Project delays sometimes transpire when companies run out of money in the middle of the construction process.

“Many developers have limited experience in dealing with construction lenders,” Rossignoli explained. “A lending institution or equity partner does not just hand over the funds. There are many requirements to comply with. As a developer, we have valuable insight into the financial industry and many contacts at the major lending institutions. Our understanding of this facet of the construction process enables us to bridge these types of challenges.”

Banks have lending criteria such as loan-to-cost and loan-to-value requirements. Once loans are established, there are loan draws procedures. Loan draws require the developer to provide detailed schedules and only withdraw portions of the loan when the construction has met certain milestones

“There is never enough money in the loan to finance the whole project,” said Rossignoli. “We are very knowledgeable at planning this aspect of the construction process. How do you hit a certain milestone so you can get the necessary funding for that period? It is a chicken and egg thing. If you have not scheduled correctly, or if you have not managed your subcontractors and your cash flow, you’re stuck.”

Desert Shore builds a variety of projects.

“We specialize in single family homes, attached units, multi-use products and condominiums, but also do commercial buildings and other similar products.
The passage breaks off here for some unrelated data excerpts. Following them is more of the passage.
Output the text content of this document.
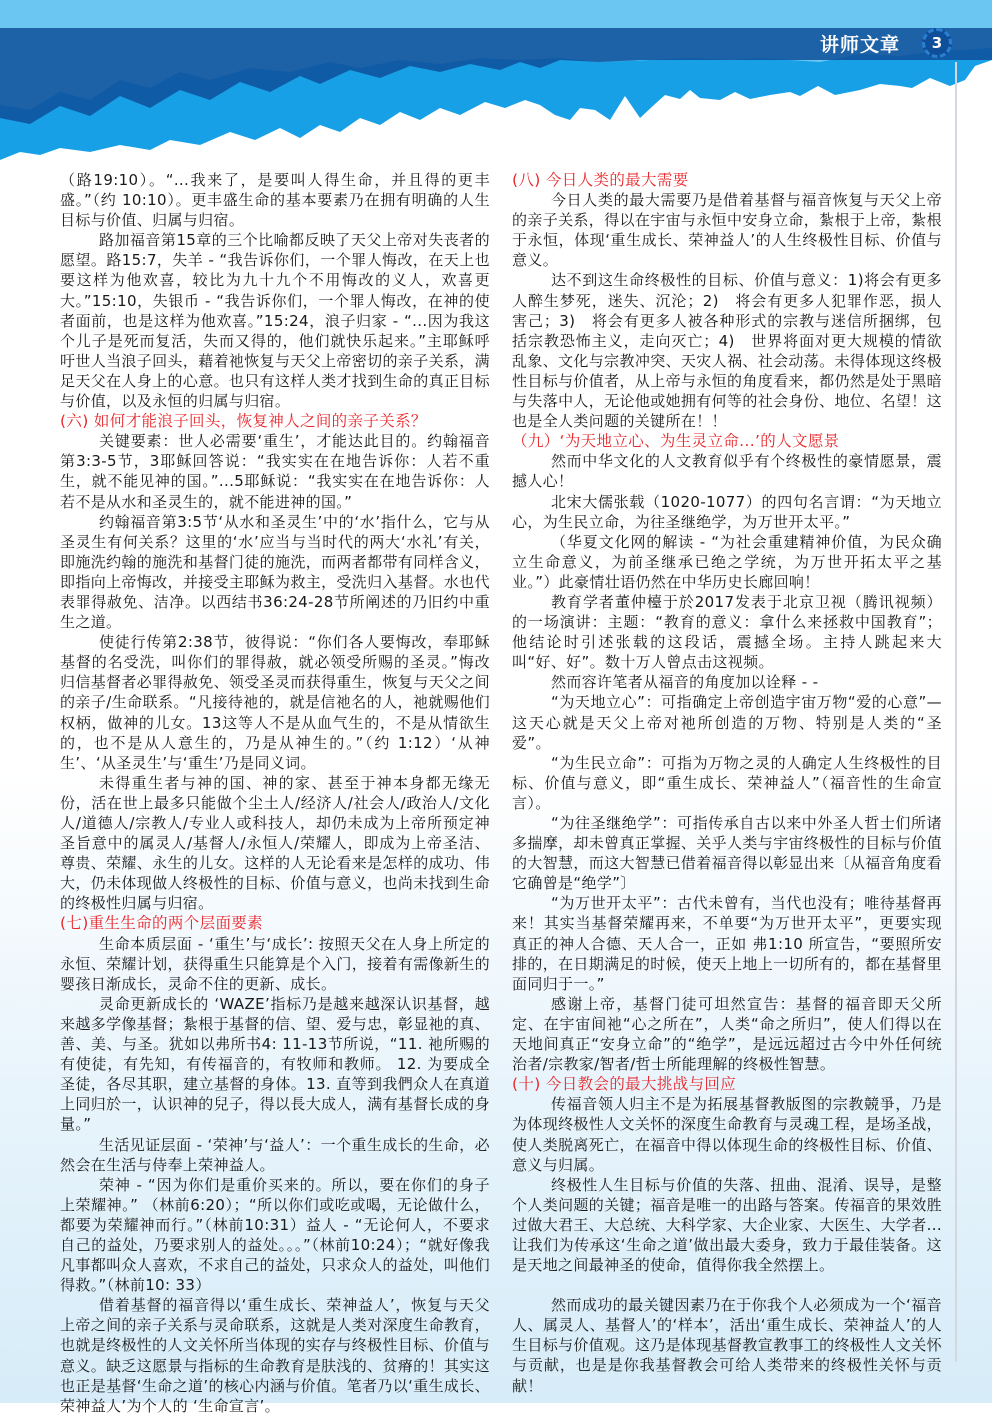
讲师文章	3

（路19:10）。“...我来了，是要叫人得生命，并且得的更丰盛。”（约 10:10）。更丰盛生命的基本要素乃在拥有明确的人生目标与价值、归属与归宿。

路加福音第15章的三个比喻都反映了天父上帝对失丧者的愿望。路15:7，失羊 - “我告诉你们，一个罪人悔改，在天上也要这样为他欢喜，较比为九十九个不用悔改的义人，欢喜更大。”15:10，失银币 - “我告诉你们，一个罪人悔改，在神的使者面前，也是这样为他欢喜。”15:24，浪子归家 - “...因为我这个儿子是死而复活，失而又得的，他们就快乐起来。”主耶稣呼吁世人当浪子回头，藉着祂恢复与天父上帝密切的亲子关系，满足天父在人身上的心意。也只有这样人类才找到生命的真正目标与价值，以及永恒的归属与归宿。

(六) 如何才能浪子回头，恢复神人之间的亲子关系？

关键要素：世人必需要‘重生’，才能达此目的。约翰福音第3:3-5节，3耶稣回答说：“我实实在在地告诉你：人若不重生，就不能见神的国。”...5耶稣说：“我实实在在地告诉你：人若不是从水和圣灵生的，就不能进神的国。”

约翰福音第3:5节‘从水和圣灵生’中的‘水’指什么，它与从圣灵生有何关系？这里的‘水’应当与当时代的两大‘水礼’有关，即施洗约翰的施洗和基督门徒的施洗，而两者都带有同样含义，即指向上帝悔改，并接受主耶稣为救主，受洗归入基督。水也代表罪得赦免、洁净。以西结书36:24-28节所阐述的乃旧约中重生之道。

使徒行传第2:38节，彼得说：“你们各人要悔改，奉耶稣基督的名受洗，叫你们的罪得赦，就必领受所赐的圣灵。”悔改归信基督者必罪得赦免、领受圣灵而获得重生，恢复与天父之间的亲子/生命联系。“凡接待祂的，就是信祂名的人，祂就赐他们权柄，做神的儿女。13这等人不是从血气生的，不是从情欲生的，也不是从人意生的，乃是从神生的。”（约 1:12）‘从神生’、‘从圣灵生’与‘重生’乃是同义词。

未得重生者与神的国、神的家、甚至于神本身都无缘无份，活在世上最多只能做个尘土人/经济人/社会人/政治人/文化人/道德人/宗教人/专业人或科技人，却仍未成为上帝所预定神圣旨意中的属灵人/基督人/永恒人/荣耀人，即成为上帝圣洁、尊贵、荣耀、永生的儿女。这样的人无论看来是怎样的成功、伟大，仍未体现做人终极性的目标、价值与意义，也尚未找到生命的终极性归属与归宿。

(七)重生生命的两个层面要素

生命本质层面 - ‘重生’与‘成长’: 按照天父在人身上所定的永恒、荣耀计划，获得重生只能算是个入门，接着有需像新生的婴孩日渐成长，灵命不住的更新、成长。

灵命更新成长的 ‘WAZE’指标乃是越来越深认识基督，越来越多学像基督；紮根于基督的信、望、爱与忠，彰显祂的真、善、美、与圣。犹如以弗所书4: 11-13节所说，“11. 祂所赐的有使徒，有先知，有传福音的，有牧师和教师。 12. 为要成全圣徒，各尽其职，建立基督的身体。13. 直等到我們众人在真道上同归於一，认识神的兒子，得以長大成人，满有基督长成的身量。”

生活见证层面 - ‘荣神’与‘益人’：一个重生成长的生命，必然会在生活与侍奉上荣神益人。

荣神 - “因为你们是重价买来的。所以，要在你们的身子上荣耀神。” （林前6:20）；“所以你们或吃或喝，无论做什么，都要为荣耀神而行。”（林前10:31）益人 - “无论何人，不要求自己的益处，乃要求别人的益处。。。”（林前10:24）；“就好像我凡事都叫众人喜欢，不求自己的益处，只求众人的益处，叫他们得救。”（林前10: 33）

借着基督的福音得以‘重生成长、荣神益人’，恢复与天父上帝之间的亲子关系与灵命联系，这就是人类对深度生命教育，也就是终极性的人文关怀所当体现的实存与终极性目标、价值与意义。缺乏这愿景与指标的生命教育是肤浅的、贫瘠的！其实这也正是基督‘生命之道’的核心内涵与价值。笔者乃以‘重生成长、荣神益人’为个人的 ‘生命宣言’。

(八) 今日人类的最大需要

今日人类的最大需要乃是借着基督与福音恢复与天父上帝的亲子关系，得以在宇宙与永恒中安身立命，紮根于上帝，紮根于永恒，体现‘重生成长、荣神益人’的人生终极性目标、价值与意义。

达不到这生命终极性的目标、价值与意义：1)将会有更多人醉生梦死，迷失、沉沦；2)　将会有更多人犯罪作恶，损人害己；3)　将会有更多人被各种形式的宗教与迷信所捆绑，包括宗教恐怖主义，走向灭亡；4)　世界将面对更大规模的情欲乱象、文化与宗教冲突、天灾人祸、社会动荡。未得体现这终极性目标与价值者，从上帝与永恒的角度看来，都仍然是处于黑暗与失落中人，无论他或她拥有何等的社会身份、地位、名望！这也是全人类问题的关键所在！！

（九）‘为天地立心、为生灵立命...’的人文愿景

然而中华文化的人文教育似乎有个终极性的豪情愿景，震撼人心！

北宋大儒张载（1020-1077）的四句名言谓：“为天地立心，为生民立命，为往圣继绝学，为万世开太平。”

（华夏文化网的解读 - “为社会重建精神价值，为民众确立生命意义，为前圣继承已绝之学统，为万世开拓太平之基业。”）此豪情壮语仍然在中华历史长廊回响！

教育学者董仲檯于於2017发表于北京卫视（腾讯视频）的一场演讲：主题：“教育的意义：拿什么来拯救中国教育”；他结论时引述张载的这段话，震撼全场。主持人跳起来大叫“好、好”。数十万人曾点击这视频。

然而容许笔者从福音的角度加以诠释 - -

“为天地立心”：可指确定上帝创造宇宙万物“爱的心意”—这天心就是天父上帝对祂所创造的万物、特别是人类的“圣爱”。

“为生民立命”：可指为万物之灵的人确定人生终极性的目标、价值与意义，即“重生成长、荣神益人”（福音性的生命宣言）。

“为往圣继绝学”：可指传承自古以来中外圣人哲士们所诸多揣摩，却未曾真正掌握、关乎人类与宇宙终极性的目标与价值的大智慧，而这大智慧已借着福音得以彰显出来〔从福音角度看它确曾是“绝学”〕

“为万世开太平”：古代未曾有，当代也没有；唯待基督再来！其实当基督荣耀再来，不单要“为万世开太平”，更要实现真正的神人合德、天人合一，正如 弗1:10 所宣告，“要照所安排的，在日期满足的时候，使天上地上一切所有的，都在基督里面同归于一。”

感谢上帝，基督门徒可坦然宣告：基督的福音即天父所定、在宇宙间祂“心之所在”，人类“命之所归”，使人们得以在天地间真正“安身立命”的“绝学”，是远远超过古今中外任何统治者/宗教家/智者/哲士所能理解的终极性智慧。

(十) 今日教会的最大挑战与回应

传福音领人归主不是为拓展基督教版图的宗教競爭，乃是为体现终极性人文关怀的深度生命教育与灵魂工程，是场圣战，使人类脱离死亡，在福音中得以体现生命的终极性目标、价值、意义与归属。

终极性人生目标与价值的失落、扭曲、混淆、误导，是整个人类问题的关键；福音是唯一的出路与答案。传福音的果效胜过做大君王、大总统、大科学家、大企业家、大医生、大学者...让我们为传承这‘生命之道’做出最大委身，致力于最佳装备。这是天地之间最神圣的使命，值得你我全然摆上。

然而成功的最关键因素乃在于你我个人必须成为一个‘福音人、属灵人、基督人’的‘样本’，活出‘重生成长、荣神益人’的人生目标与价值观。这乃是体现基督教宣教事工的终极性人文关怀与贡献，也是是你我基督教会可给人类带来的终极性关怀与贡献！
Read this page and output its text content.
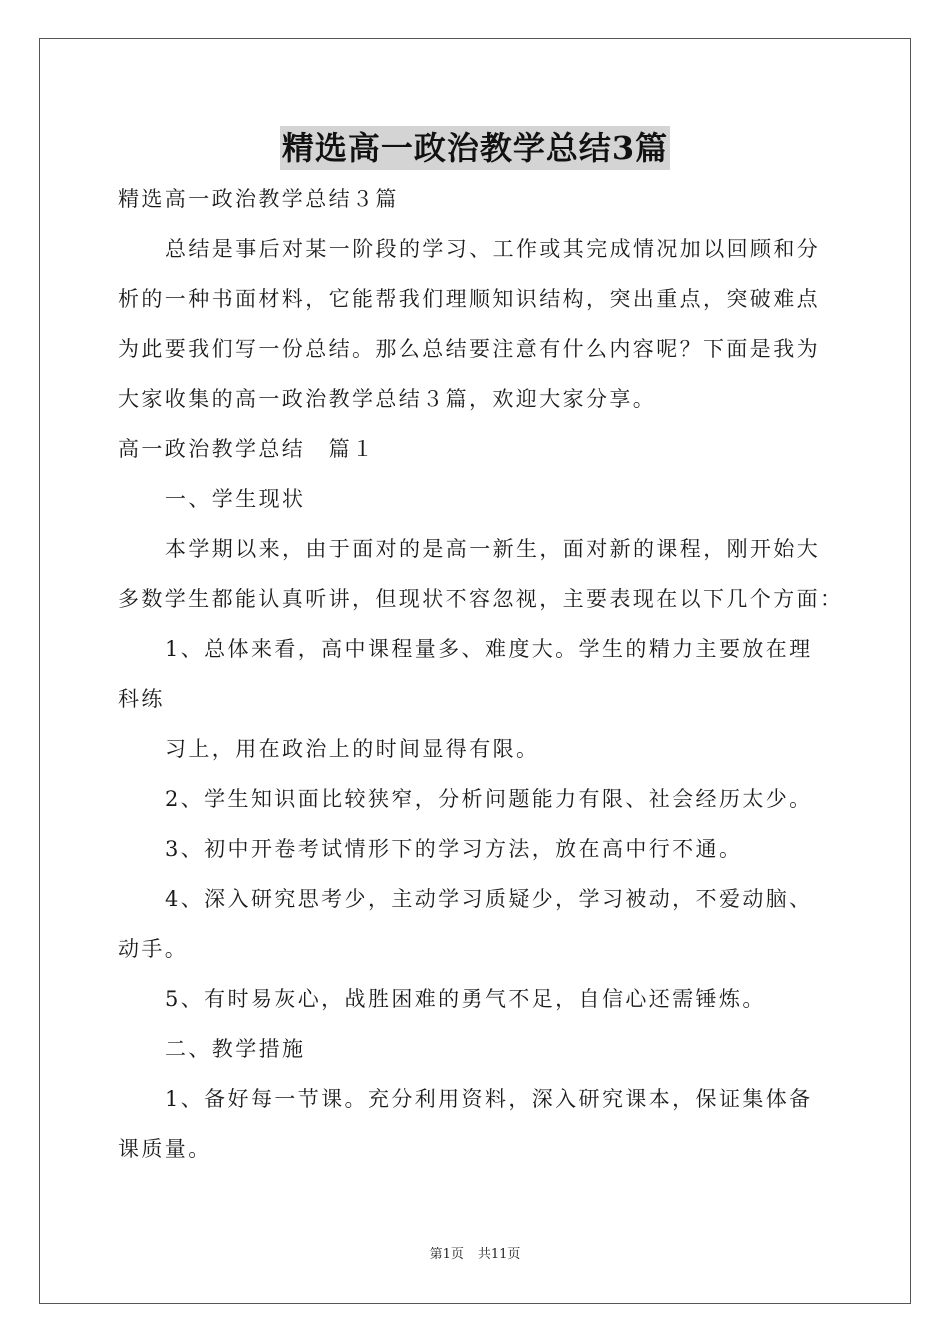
精选高一政治教学总结3篇
精选高一政治教学总结３篇
总结是事后对某一阶段的学习、工作或其完成情况加以回顾和分
析的一种书面材料，它能帮我们理顺知识结构，突出重点，突破难点
为此要我们写一份总结。那么总结要注意有什么内容呢？下面是我为
大家收集的高一政治教学总结３篇，欢迎大家分享。
高一政治教学总结　篇１
一、学生现状
本学期以来，由于面对的是高一新生，面对新的课程，刚开始大
多数学生都能认真听讲，但现状不容忽视，主要表现在以下几个方面：
1、总体来看，高中课程量多、难度大。学生的精力主要放在理
科练
习上，用在政治上的时间显得有限。
2、学生知识面比较狭窄，分析问题能力有限、社会经历太少。
3、初中开卷考试情形下的学习方法，放在高中行不通。
4、深入研究思考少，主动学习质疑少，学习被动，不爱动脑、
动手。
5、有时易灰心，战胜困难的勇气不足，自信心还需锤炼。
二、教学措施
1、备好每一节课。充分利用资料，深入研究课本，保证集体备
课质量。
第1页 共11页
As a team, we have developed and built over 3,000 units in planned communities in Southern California, Northern California and in the Denver, Colorado area.”

Rossignoli said the company can take on complex projects, such as the conversion of a historical office building into condominiums or apartments.

“This type of construction has become the new trend as people move away from increasing urban sprawl. The conversion cost associated with these projects is less than processing a tract map and building from the ground up. In addition, commercial lending is still more accessible than residential.”

Desert Shore said its way of doing business has enabled it to bridge the current economic gap, and position it for long term success.

“Our business model and competitive edge have truly made us one-stop shop in the construction industry.”